Each team will be comprised of both healthcare practitioners and computer scientists. Subject matter expertise is the most relevant demographic characteristic for this workshop.
  • How many internal versus external members belong to the team?
Each team is comprised only of external members, in the sense that (to our knowledge) none of our participants are affiliated with the groups developing the models being red-teamed.
  • What is the distribution of subject-matter expertise among members?
A range of clinicians from different clinicial sub-specialties will be present at our workshop. Similarly, a range of computer scientists with different machine learning specializations will take part.
  • What are possible biases or blindspots the current team composition may exhibit?
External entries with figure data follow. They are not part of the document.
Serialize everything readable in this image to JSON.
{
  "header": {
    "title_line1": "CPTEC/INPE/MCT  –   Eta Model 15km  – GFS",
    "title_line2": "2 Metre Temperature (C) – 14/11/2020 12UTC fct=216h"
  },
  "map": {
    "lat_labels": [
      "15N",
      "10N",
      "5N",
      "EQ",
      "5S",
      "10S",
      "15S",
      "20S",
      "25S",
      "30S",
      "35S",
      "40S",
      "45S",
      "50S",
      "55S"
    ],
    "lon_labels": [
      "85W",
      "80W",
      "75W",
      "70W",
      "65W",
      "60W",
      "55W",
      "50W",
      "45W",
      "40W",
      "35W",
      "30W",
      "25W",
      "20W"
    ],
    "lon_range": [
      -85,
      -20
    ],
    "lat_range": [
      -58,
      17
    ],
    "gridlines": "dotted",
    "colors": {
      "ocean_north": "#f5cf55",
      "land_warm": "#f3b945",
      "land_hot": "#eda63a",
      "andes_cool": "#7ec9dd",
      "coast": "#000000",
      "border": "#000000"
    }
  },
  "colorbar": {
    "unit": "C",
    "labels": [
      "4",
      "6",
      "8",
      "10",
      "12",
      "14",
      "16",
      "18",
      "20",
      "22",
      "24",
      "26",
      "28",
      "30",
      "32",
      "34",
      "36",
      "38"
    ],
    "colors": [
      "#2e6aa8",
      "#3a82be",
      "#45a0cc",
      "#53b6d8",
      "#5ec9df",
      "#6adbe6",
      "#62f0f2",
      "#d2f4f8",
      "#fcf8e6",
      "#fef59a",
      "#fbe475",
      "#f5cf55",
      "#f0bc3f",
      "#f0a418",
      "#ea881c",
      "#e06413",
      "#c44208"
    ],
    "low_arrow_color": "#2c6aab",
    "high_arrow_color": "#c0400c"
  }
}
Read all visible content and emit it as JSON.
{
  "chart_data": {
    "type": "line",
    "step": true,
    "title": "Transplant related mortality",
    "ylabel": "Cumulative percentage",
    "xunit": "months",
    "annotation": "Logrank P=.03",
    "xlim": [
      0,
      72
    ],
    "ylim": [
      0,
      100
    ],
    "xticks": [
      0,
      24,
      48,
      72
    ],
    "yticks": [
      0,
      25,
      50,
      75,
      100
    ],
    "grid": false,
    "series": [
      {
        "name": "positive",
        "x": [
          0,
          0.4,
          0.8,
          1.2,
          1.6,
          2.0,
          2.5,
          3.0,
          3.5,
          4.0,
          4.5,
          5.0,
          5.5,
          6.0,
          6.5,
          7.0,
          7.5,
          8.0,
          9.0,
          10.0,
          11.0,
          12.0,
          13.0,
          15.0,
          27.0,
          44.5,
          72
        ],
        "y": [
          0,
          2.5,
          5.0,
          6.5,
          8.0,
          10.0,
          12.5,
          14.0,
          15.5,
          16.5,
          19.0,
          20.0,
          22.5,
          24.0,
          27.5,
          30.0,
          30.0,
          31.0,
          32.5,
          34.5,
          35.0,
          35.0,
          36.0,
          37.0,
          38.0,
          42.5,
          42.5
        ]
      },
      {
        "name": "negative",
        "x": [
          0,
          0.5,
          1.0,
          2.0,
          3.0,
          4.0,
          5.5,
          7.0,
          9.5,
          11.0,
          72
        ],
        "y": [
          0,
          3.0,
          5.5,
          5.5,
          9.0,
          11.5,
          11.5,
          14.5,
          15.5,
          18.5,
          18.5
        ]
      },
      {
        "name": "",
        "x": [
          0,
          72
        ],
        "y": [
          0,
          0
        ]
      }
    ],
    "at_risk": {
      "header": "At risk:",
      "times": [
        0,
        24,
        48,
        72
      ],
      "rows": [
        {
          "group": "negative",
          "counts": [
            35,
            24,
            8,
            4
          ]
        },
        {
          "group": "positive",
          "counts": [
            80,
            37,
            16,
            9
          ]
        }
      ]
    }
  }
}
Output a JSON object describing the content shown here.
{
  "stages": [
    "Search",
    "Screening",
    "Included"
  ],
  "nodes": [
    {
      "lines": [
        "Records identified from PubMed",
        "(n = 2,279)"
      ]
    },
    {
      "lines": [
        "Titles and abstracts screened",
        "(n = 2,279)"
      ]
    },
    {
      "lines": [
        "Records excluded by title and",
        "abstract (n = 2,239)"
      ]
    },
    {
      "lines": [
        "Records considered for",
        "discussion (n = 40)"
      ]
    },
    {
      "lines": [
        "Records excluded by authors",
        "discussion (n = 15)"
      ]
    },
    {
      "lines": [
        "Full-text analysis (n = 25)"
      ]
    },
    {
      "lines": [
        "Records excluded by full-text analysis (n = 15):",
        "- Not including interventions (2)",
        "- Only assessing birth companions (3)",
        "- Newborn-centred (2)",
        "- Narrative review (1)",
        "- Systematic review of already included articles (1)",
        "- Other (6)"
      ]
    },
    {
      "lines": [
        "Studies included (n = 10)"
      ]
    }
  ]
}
It is possible that our participants do not comprehensively represent the distribution of clinical sub-specialties in practice. To appropriately acknowledge limitations of our exercise, we will gather information from workshop registrants on their respective clinical specialties.
  • What incentives/disincentives do participants have to contribute to the activity?
Workshop participants are those who have proactively elected to sign up for the activity. We hypothesize that our participants are largely driven by a desire to improve clinical processes and out of a sense of interest in the subject domain. After the workshop, we intend to acknowledge all participants in our summary report; this accredidation may be a source of extrinsic incentive to contribute to the activity.




[1] It is a safe assumption that, unlike a standard red teaming exercise designed to circumvent model safeguards under the assumption of a malicious user (e.g., one who wishes to generate racist/sexist content), clinical users of LLMs desire to do right by their patient. Therefore, prompts in our workshop will reflect realistic clinical use cases as opposed to those from a malignant user.